Note also that the negative assertion can be made a bit more efficient using the following alternative syntax:
(?!.*?(?:dog|wolf|hyena))
i'm having a hard time finding a solution to this and am pretty sure that regex supports it. i just can't recall the name of the concept in the world of regex.
i need to search and replace a string for a specific pattern but the patterns can be different and the replacement needs to "remember" what it's replacing.
For example, say i have an arbitrary string: 134kshflskj9809hkj
and i want to surround the numbers with parentheses,
so the result would be: (134)kshflskj(9809)hkj
Finding numbers is simple enough, but how to surround them?
Can anyone provide a sample or point me in the right direction?
In some various langauges:
// C#:
string result = Regex.Replace(input, #"(\d+)", "($1)");
// JavaScript:
thestring.replace(/(\d+)/g, '($1)');
// Perl:
s/(\d+)/($1)/g;
// PHP:
$result = preg_replace("/(\d+)/", '($1)', $input);
The parentheses around (\d+) make it a "group" specifically the first (and only in this case) group which can be backreferenced in the replacement string. The g flag is required in some implementations to make it match multiple times in a single string). The replacement string is fairly similar although some languages will use \1 instead of $1 and some will allow both.

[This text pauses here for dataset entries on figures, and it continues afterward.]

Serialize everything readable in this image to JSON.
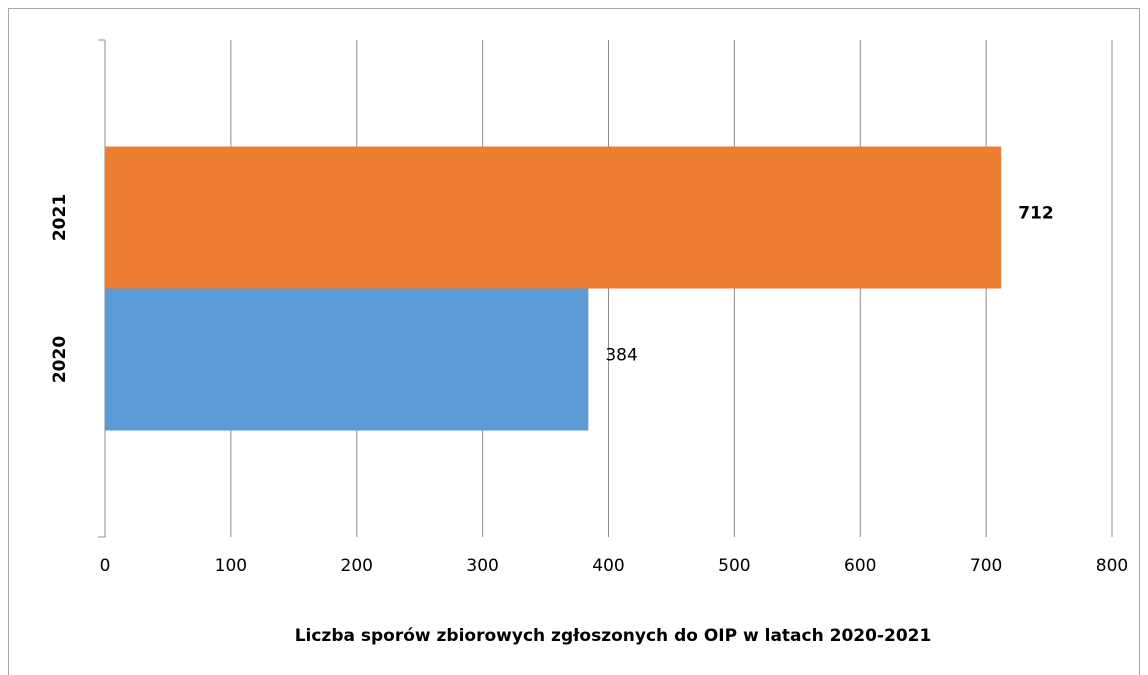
{
  "chart_data": {
    "type": "hbar",
    "title": "Liczba sporów zbiorowych zgłoszonych do OIP w latach 2020-2021",
    "categories": [
      "2020",
      "2021"
    ],
    "values": [
      384,
      712
    ],
    "colors": [
      "#5b9bd5",
      "#ed7d31"
    ],
    "value_label_weight": [
      "normal",
      "bold"
    ],
    "xlim": [
      0,
      800
    ],
    "xticks": [
      0,
      100,
      200,
      300,
      400,
      500,
      600,
      700,
      800
    ],
    "grid": true
  }
}
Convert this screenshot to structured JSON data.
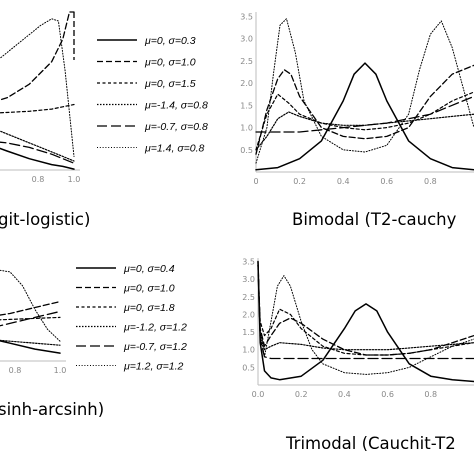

Most regex replacement functions allow you to reference capture groups specified in the regex (a.k.a. backreferences), when defining your replacement string. For instance, using preg_replace() from PHP:
$var = "134kshflskj9809hkj";
$result = preg_replace('/(\d+)/', '(\1)', $var);
// $result now equals "(134)kshflskj(9809)hkj"
where \1 means "the first capture group in the regex".
Another somewhat generic solution is this:
search : /([\d]+)([^\d]*)/g
replace: ($1)$2
([\d]+): match a set of one or more digits and retain them in a group
([^\d]*): match a set of non-digits, and retain them as well. \D could work here, too.
g: indicate this is a global expression, to work multiple times on the input.
($1): in the replace block, parens have no special meaning, so output the first group, surrounding it with parens.
$2: output the second group
I used a pretty good online regex tool to test out my expression. The next step would be to apply it to the language that you are using, as each has its own implemention nuance.
Backreferences (grouping) are not necessary if you're just looking to search for numbers and replace with the found regex surrounded by parens. It is simpler to use the whole regex match in the replacement string.
e.g for perl
$text =~ s/\d+/($&)/g;
This searches for 1 or more digits and replaces with parens surrounding the match (specified by $&), with trailing g to find and replace all occurrences.
see http://www.regular-expressions.info/refreplace.html for the correct syntax for your regex language.
Depending on your language, you're looking to match groups.
So typically you'll make a pattern in the form of
([0-9]{1,})|([a-zA-Z]{1,})
Then, you'll iterate over the resulting groups in (specific to your language).